Best Answers: From Windows to Linux, will inscrease my laptop performance?
I wouldn't get my hopes up. Linux isn't exactly the rainbow after the storm. Don't get me wrong though, Linux is a good OS in my opinion but like every other OS, it'll come with its own problems. I've used ubuntu for a few months and it boots up as fast as my windows XP so whether it'll slow down after a few years...I don't really know. It does comes with tons of quirks on my laptop though (wireless, usb, booting w/ noapic, browser freezes, flash, java, random crashes, etc.) The cool thing is there's always a fix or work around out there. It depends on whether you have the time and patience to look for and learn these fixes and work around.
Assuming you already burned both Linux ISO files to CD / DVD, give Oracle's free Virtual Box a try: Download and install it, then, get the Vbox Installation Guide from there, too, for the 'slightly geeky' step by step instructions. Check out the Screen Shots, too. When both Distros are successfully installed, you will be able to run all 3 OSes at the same time. TIP: This also assumes your laptop's CPU supports Hardware Visualization, AND has at least 3 GB of System RAM. On W 7 + VBox, I'm running Linux Mint, 98Se, and XP, just for the fun of it. That's 4 OSes running at once.

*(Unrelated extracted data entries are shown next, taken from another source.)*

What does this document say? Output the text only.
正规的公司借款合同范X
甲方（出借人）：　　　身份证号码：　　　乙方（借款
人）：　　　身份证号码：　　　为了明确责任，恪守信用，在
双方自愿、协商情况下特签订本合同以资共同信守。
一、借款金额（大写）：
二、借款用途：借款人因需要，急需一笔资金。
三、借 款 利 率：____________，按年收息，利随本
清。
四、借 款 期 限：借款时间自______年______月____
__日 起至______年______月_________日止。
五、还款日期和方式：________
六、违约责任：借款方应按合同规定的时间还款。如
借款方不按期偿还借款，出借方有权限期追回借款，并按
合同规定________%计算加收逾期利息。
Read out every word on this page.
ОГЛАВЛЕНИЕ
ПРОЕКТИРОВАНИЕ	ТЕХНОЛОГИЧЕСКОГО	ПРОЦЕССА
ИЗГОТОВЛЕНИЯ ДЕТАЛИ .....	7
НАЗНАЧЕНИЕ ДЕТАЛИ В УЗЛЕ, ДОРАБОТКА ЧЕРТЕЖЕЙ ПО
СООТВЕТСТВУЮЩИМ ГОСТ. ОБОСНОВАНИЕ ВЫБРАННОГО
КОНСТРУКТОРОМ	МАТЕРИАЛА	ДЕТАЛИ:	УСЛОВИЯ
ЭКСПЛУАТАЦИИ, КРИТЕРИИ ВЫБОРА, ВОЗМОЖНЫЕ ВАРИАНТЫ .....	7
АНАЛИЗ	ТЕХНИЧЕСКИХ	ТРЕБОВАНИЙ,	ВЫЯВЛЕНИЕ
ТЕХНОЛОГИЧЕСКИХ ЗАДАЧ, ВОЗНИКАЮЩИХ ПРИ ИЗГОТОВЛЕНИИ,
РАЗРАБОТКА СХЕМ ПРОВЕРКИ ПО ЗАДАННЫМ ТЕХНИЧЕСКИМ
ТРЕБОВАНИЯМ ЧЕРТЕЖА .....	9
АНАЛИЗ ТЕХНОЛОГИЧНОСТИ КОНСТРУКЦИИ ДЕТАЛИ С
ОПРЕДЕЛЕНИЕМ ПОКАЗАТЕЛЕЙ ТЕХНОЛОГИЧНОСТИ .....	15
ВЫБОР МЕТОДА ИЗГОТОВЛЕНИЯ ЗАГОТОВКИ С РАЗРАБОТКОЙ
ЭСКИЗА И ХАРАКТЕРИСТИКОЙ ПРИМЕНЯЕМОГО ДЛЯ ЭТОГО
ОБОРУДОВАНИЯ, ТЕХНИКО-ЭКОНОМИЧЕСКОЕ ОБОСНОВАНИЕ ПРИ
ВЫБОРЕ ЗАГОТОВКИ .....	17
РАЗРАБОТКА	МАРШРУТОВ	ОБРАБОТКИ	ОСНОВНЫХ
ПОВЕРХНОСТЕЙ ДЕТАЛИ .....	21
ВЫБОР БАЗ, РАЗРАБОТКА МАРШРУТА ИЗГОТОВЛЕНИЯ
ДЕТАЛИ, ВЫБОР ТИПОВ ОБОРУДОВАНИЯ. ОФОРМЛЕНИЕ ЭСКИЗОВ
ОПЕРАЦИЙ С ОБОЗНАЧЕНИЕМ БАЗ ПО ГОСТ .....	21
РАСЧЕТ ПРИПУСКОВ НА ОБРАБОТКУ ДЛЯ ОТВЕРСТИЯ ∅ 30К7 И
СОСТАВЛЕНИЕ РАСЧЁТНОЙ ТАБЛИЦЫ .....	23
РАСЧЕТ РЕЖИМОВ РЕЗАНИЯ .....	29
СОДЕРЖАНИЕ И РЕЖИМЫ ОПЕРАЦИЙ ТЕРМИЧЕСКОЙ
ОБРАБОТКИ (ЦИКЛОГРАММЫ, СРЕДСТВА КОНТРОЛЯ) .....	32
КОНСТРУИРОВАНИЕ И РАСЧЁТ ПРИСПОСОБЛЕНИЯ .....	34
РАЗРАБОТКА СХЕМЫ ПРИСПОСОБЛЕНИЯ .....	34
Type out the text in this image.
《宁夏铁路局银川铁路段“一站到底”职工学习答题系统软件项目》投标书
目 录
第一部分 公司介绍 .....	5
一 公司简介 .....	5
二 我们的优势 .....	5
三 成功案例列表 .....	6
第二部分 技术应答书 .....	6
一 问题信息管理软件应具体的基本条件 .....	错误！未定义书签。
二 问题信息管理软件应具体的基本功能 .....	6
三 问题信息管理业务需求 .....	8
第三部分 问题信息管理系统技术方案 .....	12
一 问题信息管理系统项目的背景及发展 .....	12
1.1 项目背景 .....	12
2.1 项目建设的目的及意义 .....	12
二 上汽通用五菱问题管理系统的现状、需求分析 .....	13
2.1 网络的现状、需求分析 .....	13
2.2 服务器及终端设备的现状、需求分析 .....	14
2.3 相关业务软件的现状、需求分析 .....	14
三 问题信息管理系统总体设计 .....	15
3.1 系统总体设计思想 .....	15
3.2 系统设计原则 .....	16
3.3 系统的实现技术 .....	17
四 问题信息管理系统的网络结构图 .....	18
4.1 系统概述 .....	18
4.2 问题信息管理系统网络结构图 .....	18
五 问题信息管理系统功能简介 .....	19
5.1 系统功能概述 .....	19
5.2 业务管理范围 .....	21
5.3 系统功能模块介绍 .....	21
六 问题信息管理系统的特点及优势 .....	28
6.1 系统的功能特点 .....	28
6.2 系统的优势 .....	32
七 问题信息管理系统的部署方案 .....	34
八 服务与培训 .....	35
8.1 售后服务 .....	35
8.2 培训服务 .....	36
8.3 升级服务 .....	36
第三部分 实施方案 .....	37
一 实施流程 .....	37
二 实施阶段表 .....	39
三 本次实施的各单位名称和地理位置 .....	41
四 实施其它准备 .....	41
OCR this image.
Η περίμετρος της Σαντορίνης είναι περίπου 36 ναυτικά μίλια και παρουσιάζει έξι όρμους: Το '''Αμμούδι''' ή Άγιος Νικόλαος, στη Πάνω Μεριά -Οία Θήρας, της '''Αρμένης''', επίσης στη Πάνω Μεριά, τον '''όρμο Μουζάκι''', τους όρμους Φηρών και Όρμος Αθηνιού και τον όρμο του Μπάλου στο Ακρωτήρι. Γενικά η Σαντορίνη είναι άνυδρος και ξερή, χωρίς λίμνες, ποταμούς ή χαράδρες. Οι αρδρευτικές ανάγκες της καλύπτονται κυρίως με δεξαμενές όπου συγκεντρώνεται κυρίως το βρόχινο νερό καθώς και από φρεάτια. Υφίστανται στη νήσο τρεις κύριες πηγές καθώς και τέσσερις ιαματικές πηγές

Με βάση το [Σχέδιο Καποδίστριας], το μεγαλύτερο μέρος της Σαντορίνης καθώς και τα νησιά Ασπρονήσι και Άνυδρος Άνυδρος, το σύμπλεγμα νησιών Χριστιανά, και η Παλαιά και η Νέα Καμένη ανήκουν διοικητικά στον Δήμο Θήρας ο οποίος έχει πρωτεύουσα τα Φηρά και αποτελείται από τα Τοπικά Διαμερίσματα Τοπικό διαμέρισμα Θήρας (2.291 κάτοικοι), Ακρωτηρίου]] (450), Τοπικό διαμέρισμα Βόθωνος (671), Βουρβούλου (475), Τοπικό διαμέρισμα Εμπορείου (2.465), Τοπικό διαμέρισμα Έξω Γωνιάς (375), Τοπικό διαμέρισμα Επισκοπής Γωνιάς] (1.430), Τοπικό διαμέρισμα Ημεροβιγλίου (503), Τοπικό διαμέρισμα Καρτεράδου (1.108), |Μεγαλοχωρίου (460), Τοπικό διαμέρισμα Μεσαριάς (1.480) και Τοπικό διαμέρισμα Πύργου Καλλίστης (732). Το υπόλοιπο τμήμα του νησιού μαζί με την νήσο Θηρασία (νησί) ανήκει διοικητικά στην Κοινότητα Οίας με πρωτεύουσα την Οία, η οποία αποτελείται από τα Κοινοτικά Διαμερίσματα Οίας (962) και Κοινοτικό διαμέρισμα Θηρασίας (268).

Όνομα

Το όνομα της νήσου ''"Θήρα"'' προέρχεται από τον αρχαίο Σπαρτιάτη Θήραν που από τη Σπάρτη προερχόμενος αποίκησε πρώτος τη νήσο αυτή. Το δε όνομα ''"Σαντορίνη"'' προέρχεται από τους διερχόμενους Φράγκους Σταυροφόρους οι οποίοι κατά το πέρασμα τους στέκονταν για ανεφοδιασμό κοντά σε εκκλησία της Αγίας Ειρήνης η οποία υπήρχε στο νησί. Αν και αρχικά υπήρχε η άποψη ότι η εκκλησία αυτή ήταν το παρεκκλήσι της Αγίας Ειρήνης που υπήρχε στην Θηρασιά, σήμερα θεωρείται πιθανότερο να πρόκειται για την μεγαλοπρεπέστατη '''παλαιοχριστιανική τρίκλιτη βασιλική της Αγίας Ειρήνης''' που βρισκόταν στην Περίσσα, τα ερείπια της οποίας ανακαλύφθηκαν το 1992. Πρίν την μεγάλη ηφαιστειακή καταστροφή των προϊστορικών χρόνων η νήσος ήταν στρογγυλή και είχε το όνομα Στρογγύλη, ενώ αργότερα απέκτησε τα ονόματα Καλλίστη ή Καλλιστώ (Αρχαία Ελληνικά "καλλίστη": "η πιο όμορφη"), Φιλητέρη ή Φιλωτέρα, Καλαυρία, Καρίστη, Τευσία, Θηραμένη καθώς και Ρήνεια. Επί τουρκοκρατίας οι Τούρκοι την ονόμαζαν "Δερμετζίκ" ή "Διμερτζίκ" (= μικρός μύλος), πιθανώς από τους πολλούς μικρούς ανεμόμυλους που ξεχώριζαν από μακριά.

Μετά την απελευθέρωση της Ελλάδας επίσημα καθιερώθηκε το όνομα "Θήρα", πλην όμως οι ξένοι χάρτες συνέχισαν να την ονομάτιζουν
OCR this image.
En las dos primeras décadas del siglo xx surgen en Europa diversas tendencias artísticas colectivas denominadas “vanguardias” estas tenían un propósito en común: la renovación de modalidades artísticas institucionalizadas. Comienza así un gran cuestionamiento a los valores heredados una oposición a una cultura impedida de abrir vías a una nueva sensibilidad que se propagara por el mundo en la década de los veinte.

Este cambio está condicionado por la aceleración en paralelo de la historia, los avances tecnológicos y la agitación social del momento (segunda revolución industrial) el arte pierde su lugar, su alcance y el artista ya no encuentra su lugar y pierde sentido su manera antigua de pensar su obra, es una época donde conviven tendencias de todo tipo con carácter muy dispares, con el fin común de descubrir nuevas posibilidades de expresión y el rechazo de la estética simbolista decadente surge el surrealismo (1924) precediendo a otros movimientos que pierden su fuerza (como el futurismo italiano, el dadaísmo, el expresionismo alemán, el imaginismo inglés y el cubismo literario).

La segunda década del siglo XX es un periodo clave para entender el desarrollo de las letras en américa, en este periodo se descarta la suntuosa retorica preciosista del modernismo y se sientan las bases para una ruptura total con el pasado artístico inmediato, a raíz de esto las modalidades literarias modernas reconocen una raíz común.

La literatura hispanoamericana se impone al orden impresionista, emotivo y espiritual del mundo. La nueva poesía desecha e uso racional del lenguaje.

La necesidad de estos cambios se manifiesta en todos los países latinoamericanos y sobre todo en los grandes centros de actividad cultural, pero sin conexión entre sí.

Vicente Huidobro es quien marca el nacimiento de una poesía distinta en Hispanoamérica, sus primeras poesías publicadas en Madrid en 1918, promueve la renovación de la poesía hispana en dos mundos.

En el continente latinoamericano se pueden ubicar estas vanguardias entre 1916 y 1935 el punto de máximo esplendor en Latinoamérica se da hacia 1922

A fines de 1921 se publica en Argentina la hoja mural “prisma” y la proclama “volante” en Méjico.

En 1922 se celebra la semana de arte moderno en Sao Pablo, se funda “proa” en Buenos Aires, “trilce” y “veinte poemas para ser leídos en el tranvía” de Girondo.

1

On my Linux box, it is just as fast as the day I installed it. Linux, however, is a bit touchy when it comes to laptops because they require some quirky hardware. You should do a Google search that includes your laptop model number and the word Linux or the name of the distribution you want to use to see if there are any installation problems or driver problems associated with the machine. If there do not seem to be any, get after it! Otherwise, you might be wise to just figure out what is slowing down your pc (sounds like a single software might be the culprit) and take care of it. I hope you are able to come to the light and join the Linux community :)
I think just whatever works for you. Windows would be the best choice for having everything work. Even though I get frustrated with some things not working in Ubuntu without installing Wine sometimes, I bare because i can't stand Windows. It's not like I'm suffering over here with Linux. It suits my needs perfectly fine, that's why I use it.
it may make you feel that way for a little while - until you start noticing its poor performance with other Linux machines. Knowing programming and **** and knowing Linux are entirely different things. I would think that if you were an intermediate Linux user, you wouldn't have made that comment. Will you be going with a true Linux install or will you be using a GUI such as gnome? Also, do you have tested versions of open source replacements for all of your paid Windows platform software and are you sure you understand security and permissions in Linux? Which distribution of Linux will you be going with? If it were me, I'd probably be going with Red Hat but there are a lot of very tempting alternatives out there.
Yes of course you can have in USB. when running Internet you will get caught in the web of viruses coz there will be no security in that USB OS. coz its a very small in size and missing of dll's which are useful when accessing. My Advice: Purchase it. You can have Dual Operating System in single Laptop.